Самолет приземлился в Гэтвике. Пройдя паспортный контроль, они расстались, как и договаривались, — Елена хотела пожить пару дней у своего дальнего родственника из Кракова — у того была бакалейная лавка в одном из многочисленных лондонских пригородов. А Стефан собирался продолжить путешествие.
— Я все-таки не понимаю, зачем ты туда едешь.
— Я, несмотря ни на что, все-таки полицейский. Я хочу все понять до конца.
— Но преступника же взяли! Одного из них, по крайней мере. И женщина погибла? Ты знаешь причину, знаешь мотивы. Что тут еще доискиваться?
— Всегда остаются белые пятна. А может быть, это простое любопытство. Если и связанное с моей работой, то не напрямую.
Она смотрела на него изучающее:
— В газетах писали, что один из полицейских был ранен, а другой подвергался смертельной опасности. Не ты ли? Когда-нибудь я дождусь, что ты расскажешь мне все по-человечески?
Стефан не ответил, только развел руками.
— Ты сам не знаешь, зачем ты туда едешь? Правда? Или чего-то недоговариваешь? Почему не сказать все, как есть?
— Я работаю над этим. Учусь говорить все, как есть. Но в данном случае все обстоит именно так — хочу открыть последнюю дверцу и узнать, что за ней кроется.
Он провожал ее взглядом, пока она не исчезла в толпе. Потом пошел на международный терминал. В голове снова возникла утренняя мелодия. Самолет взлетел строго по расписанию, 10.25. Хриплый громкоговоритель сообщил, что им предстоит около двух часов полета. Он закрыл глаза и открыл их только тогда, когда колеса застучали по взлетной полосе аэродрома Инвернесс в Шотландии. Пока Стефан шел к старомодному аэровокзалу, он успел заметить, что воздух чистый и прозрачный, как в Херьедалене. Свег окружали темные волны лесов, здесь пейзаж был совсем другим. Высокие, четко очерченные горы на севере, луга и пастбища. Небо совсем близко. Он взял ключ от заранее заказанной машины, немножко нервничая из-за левостороннего движения, и поехал в Инвернесс. Дорога была узкой. Его раздражал разболтанный рычаг переключения скоростей, он даже подумал, не стоит ли вернуться и поменять машину, но потом плюнул. Много крутить баранку не придется, до Инвернесса и обратно, ну, может быть, съездить куда-то еще.

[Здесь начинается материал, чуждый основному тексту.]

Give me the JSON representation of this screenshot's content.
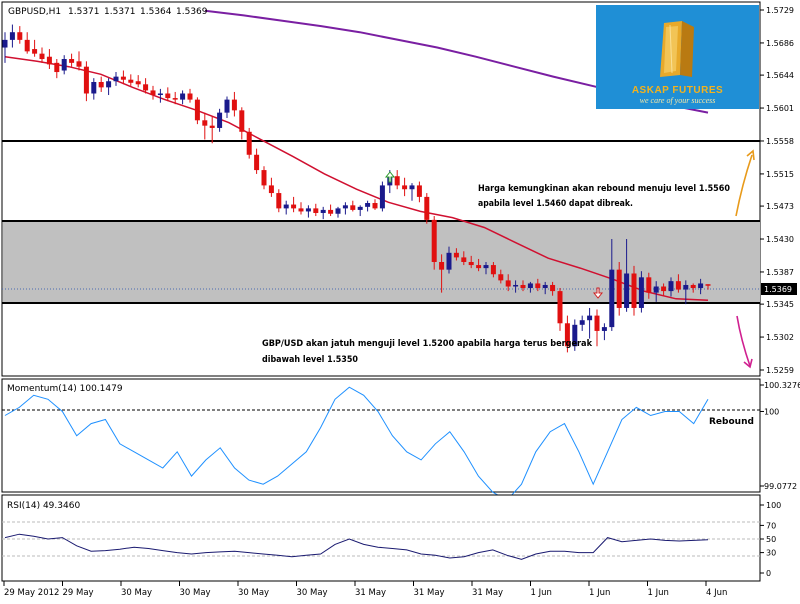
{
  "header": {
    "symbol": "GBPUSD,H1",
    "open": "1.5371",
    "high": "1.5371",
    "low": "1.5364",
    "close": "1.5369"
  },
  "logo": {
    "name": "ASKAP FUTURES",
    "tagline": "we care of your success"
  },
  "annotations": {
    "upper_line1": "Harga kemungkinan akan rebound menuju level 1.5560",
    "upper_line2": "apabila level 1.5460 dapat dibreak.",
    "lower_line1": "GBP/USD akan jatuh menguji level 1.5200 apabila harga terus bergerak",
    "lower_line2": "dibawah level 1.5350",
    "rebound": "Rebound"
  },
  "price_axis": {
    "ticks": [
      "1.5729",
      "1.5686",
      "1.5644",
      "1.5601",
      "1.5558",
      "1.5515",
      "1.5473",
      "1.5430",
      "1.5387",
      "1.5345",
      "1.5302",
      "1.5259"
    ],
    "current": "1.5369"
  },
  "momentum": {
    "label": "Momentum(14) 100.1479",
    "ticks": [
      "100.3276",
      "100",
      "99.0772"
    ]
  },
  "rsi": {
    "label": "RSI(14) 49.3460",
    "ticks": [
      "100",
      "70",
      "50",
      "30",
      "0"
    ]
  },
  "time_axis": {
    "labels": [
      "29 May 2012",
      "29 May",
      "30 May",
      "30 May",
      "30 May",
      "30 May",
      "31 May",
      "31 May",
      "31 May",
      "1 Jun",
      "1 Jun",
      "1 Jun",
      "4 Jun"
    ]
  },
  "colors": {
    "bull": "#1a1a8c",
    "bear": "#e01010",
    "ma_short": "#d01030",
    "ma_long": "#7a1fa2",
    "zone": "#c0c0c0",
    "indicator": "#1e90ff",
    "arrow_up": "#e89a1a",
    "arrow_down": "#d02090"
  },
  "chart_data": {
    "type": "candlestick",
    "symbol": "GBPUSD",
    "timeframe": "H1",
    "ylim": [
      1.5259,
      1.5729
    ],
    "levels": [
      1.5558,
      1.546,
      1.535
    ],
    "candles": [
      [
        1.568,
        1.57,
        1.566,
        1.569
      ],
      [
        1.569,
        1.571,
        1.568,
        1.57
      ],
      [
        1.57,
        1.5708,
        1.5685,
        1.569
      ],
      [
        1.569,
        1.57,
        1.5672,
        1.5675
      ],
      [
        1.5678,
        1.569,
        1.5668,
        1.5672
      ],
      [
        1.5672,
        1.568,
        1.566,
        1.5665
      ],
      [
        1.5668,
        1.5678,
        1.5652,
        1.5658
      ],
      [
        1.566,
        1.5665,
        1.564,
        1.5648
      ],
      [
        1.565,
        1.567,
        1.5645,
        1.5665
      ],
      [
        1.5665,
        1.5672,
        1.5655,
        1.566
      ],
      [
        1.5662,
        1.5675,
        1.565,
        1.5655
      ],
      [
        1.5655,
        1.5662,
        1.561,
        1.562
      ],
      [
        1.562,
        1.564,
        1.5612,
        1.5635
      ],
      [
        1.5635,
        1.5642,
        1.5622,
        1.5628
      ],
      [
        1.5628,
        1.564,
        1.5618,
        1.5636
      ],
      [
        1.5636,
        1.5648,
        1.563,
        1.5642
      ],
      [
        1.5642,
        1.565,
        1.5632,
        1.5638
      ],
      [
        1.5638,
        1.5645,
        1.563,
        1.5634
      ],
      [
        1.5636,
        1.5644,
        1.5628,
        1.5632
      ],
      [
        1.5632,
        1.564,
        1.562,
        1.5624
      ],
      [
        1.5624,
        1.563,
        1.5612,
        1.5618
      ],
      [
        1.5618,
        1.5626,
        1.5608,
        1.562
      ],
      [
        1.562,
        1.5628,
        1.561,
        1.5614
      ],
      [
        1.5614,
        1.5622,
        1.5606,
        1.5612
      ],
      [
        1.5612,
        1.5624,
        1.5606,
        1.562
      ],
      [
        1.562,
        1.5626,
        1.5608,
        1.5612
      ],
      [
        1.5612,
        1.5615,
        1.558,
        1.5585
      ],
      [
        1.5585,
        1.5595,
        1.556,
        1.5578
      ],
      [
        1.5578,
        1.559,
        1.5555,
        1.5575
      ],
      [
        1.5575,
        1.56,
        1.557,
        1.5595
      ],
      [
        1.5595,
        1.5616,
        1.5588,
        1.5612
      ],
      [
        1.5612,
        1.5622,
        1.559,
        1.5598
      ],
      [
        1.5598,
        1.5602,
        1.556,
        1.557
      ],
      [
        1.557,
        1.5575,
        1.5535,
        1.554
      ],
      [
        1.554,
        1.5548,
        1.5515,
        1.552
      ],
      [
        1.552,
        1.5525,
        1.5495,
        1.55
      ],
      [
        1.55,
        1.551,
        1.5485,
        1.549
      ],
      [
        1.549,
        1.5495,
        1.5465,
        1.547
      ],
      [
        1.547,
        1.548,
        1.5462,
        1.5475
      ],
      [
        1.5475,
        1.5485,
        1.5465,
        1.547
      ],
      [
        1.547,
        1.5478,
        1.5462,
        1.5466
      ],
      [
        1.5466,
        1.5474,
        1.5458,
        1.547
      ],
      [
        1.547,
        1.5476,
        1.546,
        1.5464
      ],
      [
        1.5464,
        1.5472,
        1.5456,
        1.5468
      ],
      [
        1.5468,
        1.5475,
        1.546,
        1.5463
      ],
      [
        1.5463,
        1.5472,
        1.5458,
        1.547
      ],
      [
        1.547,
        1.5478,
        1.5462,
        1.5474
      ],
      [
        1.5474,
        1.548,
        1.5466,
        1.5468
      ],
      [
        1.5468,
        1.5474,
        1.546,
        1.5472
      ],
      [
        1.5472,
        1.548,
        1.5466,
        1.5477
      ],
      [
        1.5477,
        1.5482,
        1.5468,
        1.547
      ],
      [
        1.547,
        1.5505,
        1.5466,
        1.55
      ],
      [
        1.55,
        1.552,
        1.549,
        1.5512
      ],
      [
        1.5512,
        1.552,
        1.5495,
        1.55
      ],
      [
        1.55,
        1.551,
        1.5486,
        1.5495
      ],
      [
        1.5495,
        1.5503,
        1.548,
        1.55
      ],
      [
        1.55,
        1.5505,
        1.5478,
        1.5485
      ],
      [
        1.5485,
        1.549,
        1.545,
        1.5455
      ],
      [
        1.5455,
        1.546,
        1.539,
        1.54
      ],
      [
        1.54,
        1.541,
        1.536,
        1.539
      ],
      [
        1.539,
        1.542,
        1.5385,
        1.5412
      ],
      [
        1.5412,
        1.5418,
        1.5402,
        1.5406
      ],
      [
        1.5406,
        1.5414,
        1.5396,
        1.54
      ],
      [
        1.54,
        1.5408,
        1.5392,
        1.5396
      ],
      [
        1.5396,
        1.5404,
        1.5388,
        1.5392
      ],
      [
        1.5392,
        1.54,
        1.5384,
        1.5396
      ],
      [
        1.5396,
        1.54,
        1.538,
        1.5384
      ],
      [
        1.5384,
        1.539,
        1.5372,
        1.5376
      ],
      [
        1.5376,
        1.5384,
        1.5362,
        1.5368
      ],
      [
        1.5368,
        1.5376,
        1.536,
        1.537
      ],
      [
        1.537,
        1.5376,
        1.5362,
        1.5366
      ],
      [
        1.5366,
        1.5374,
        1.536,
        1.5372
      ],
      [
        1.5372,
        1.5378,
        1.5362,
        1.5366
      ],
      [
        1.5366,
        1.5374,
        1.5358,
        1.537
      ],
      [
        1.537,
        1.5374,
        1.5356,
        1.5362
      ],
      [
        1.5362,
        1.5366,
        1.531,
        1.532
      ],
      [
        1.532,
        1.533,
        1.5282,
        1.529
      ],
      [
        1.529,
        1.5325,
        1.5284,
        1.5318
      ],
      [
        1.5318,
        1.533,
        1.531,
        1.5324
      ],
      [
        1.5324,
        1.534,
        1.53,
        1.533
      ],
      [
        1.533,
        1.5338,
        1.529,
        1.531
      ],
      [
        1.531,
        1.532,
        1.5298,
        1.5315
      ],
      [
        1.5315,
        1.543,
        1.531,
        1.539
      ],
      [
        1.539,
        1.54,
        1.533,
        1.534
      ],
      [
        1.534,
        1.543,
        1.5335,
        1.5385
      ],
      [
        1.5385,
        1.5395,
        1.533,
        1.534
      ],
      [
        1.534,
        1.5388,
        1.5334,
        1.538
      ],
      [
        1.538,
        1.5386,
        1.5352,
        1.536
      ],
      [
        1.536,
        1.5375,
        1.5348,
        1.5368
      ],
      [
        1.5368,
        1.5372,
        1.5356,
        1.5362
      ],
      [
        1.5362,
        1.538,
        1.5355,
        1.5375
      ],
      [
        1.5375,
        1.5384,
        1.536,
        1.5364
      ],
      [
        1.5364,
        1.5376,
        1.5345,
        1.537
      ],
      [
        1.537,
        1.5372,
        1.536,
        1.5366
      ],
      [
        1.5366,
        1.5378,
        1.5358,
        1.5372
      ],
      [
        1.5371,
        1.5371,
        1.5364,
        1.5369
      ]
    ],
    "ma_short": [
      1.5668,
      1.5662,
      1.5655,
      1.5645,
      1.5628,
      1.5612,
      1.5598,
      1.5582,
      1.556,
      1.5538,
      1.5515,
      1.5495,
      1.5478,
      1.5466,
      1.5458,
      1.5445,
      1.5425,
      1.5405,
      1.5392,
      1.5378,
      1.5362,
      1.5352,
      1.535
    ],
    "ma_long": [
      1.5728,
      1.5722,
      1.5715,
      1.5708,
      1.57,
      1.569,
      1.568,
      1.5668,
      1.5655,
      1.5642,
      1.563,
      1.5618,
      1.5605,
      1.5595
    ],
    "momentum": [
      99.95,
      100.05,
      100.2,
      100.15,
      100.0,
      99.7,
      99.85,
      99.9,
      99.6,
      99.5,
      99.4,
      99.3,
      99.5,
      99.2,
      99.4,
      99.55,
      99.3,
      99.15,
      99.1,
      99.2,
      99.35,
      99.5,
      99.8,
      100.15,
      100.3,
      100.2,
      100.0,
      99.7,
      99.5,
      99.4,
      99.6,
      99.75,
      99.5,
      99.2,
      99.0,
      98.9,
      99.1,
      99.5,
      99.75,
      99.85,
      99.5,
      99.1,
      99.5,
      99.9,
      100.05,
      99.95,
      100.0,
      100.0,
      99.85,
      100.15
    ],
    "rsi": [
      52,
      57,
      54,
      50,
      52,
      40,
      32,
      33,
      35,
      38,
      36,
      33,
      30,
      28,
      30,
      31,
      32,
      30,
      28,
      26,
      24,
      26,
      28,
      42,
      50,
      42,
      38,
      36,
      34,
      28,
      26,
      22,
      24,
      30,
      34,
      26,
      20,
      28,
      32,
      32,
      30,
      30,
      52,
      46,
      48,
      50,
      48,
      47,
      48,
      49
    ]
  }
}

Заказанная через бюро путешествий гостиница по имени «Олд Бленд» находилась в самом центре городка. Он довольно долго добирался, пару раз путался в круговых развязках, заставляя встречные машины с визгом тормозить. Доехав наконец, он вздохнул с облегчением и поставил машину на стоянку перед трехэтажным, красного кирпича зданием. Еще одна гостиница, скорее всего последняя по счету в его поисках. Где теперь человек, называвший себя Фернандо Херейра, он не знал. Несколько дней назад позвонил Джузеппе из Эстерсунда и сказал, что ни шведской полиции, ни Интерполу выследить его не удалось. Он наверняка уже в Южной Америке, под другим именем, настоящим, и Джузеппе очень сомневался, что его когда-нибудь удастся найти. И даже если его удастся найти, вряд ли его выдадут шведским властям. Джузеппе пообещал держать его в курсе. Потом он поинтересовался, как Стефан себя чувствует. Когда Стефан сообщил ему результаты последних анализов, он обрадовался.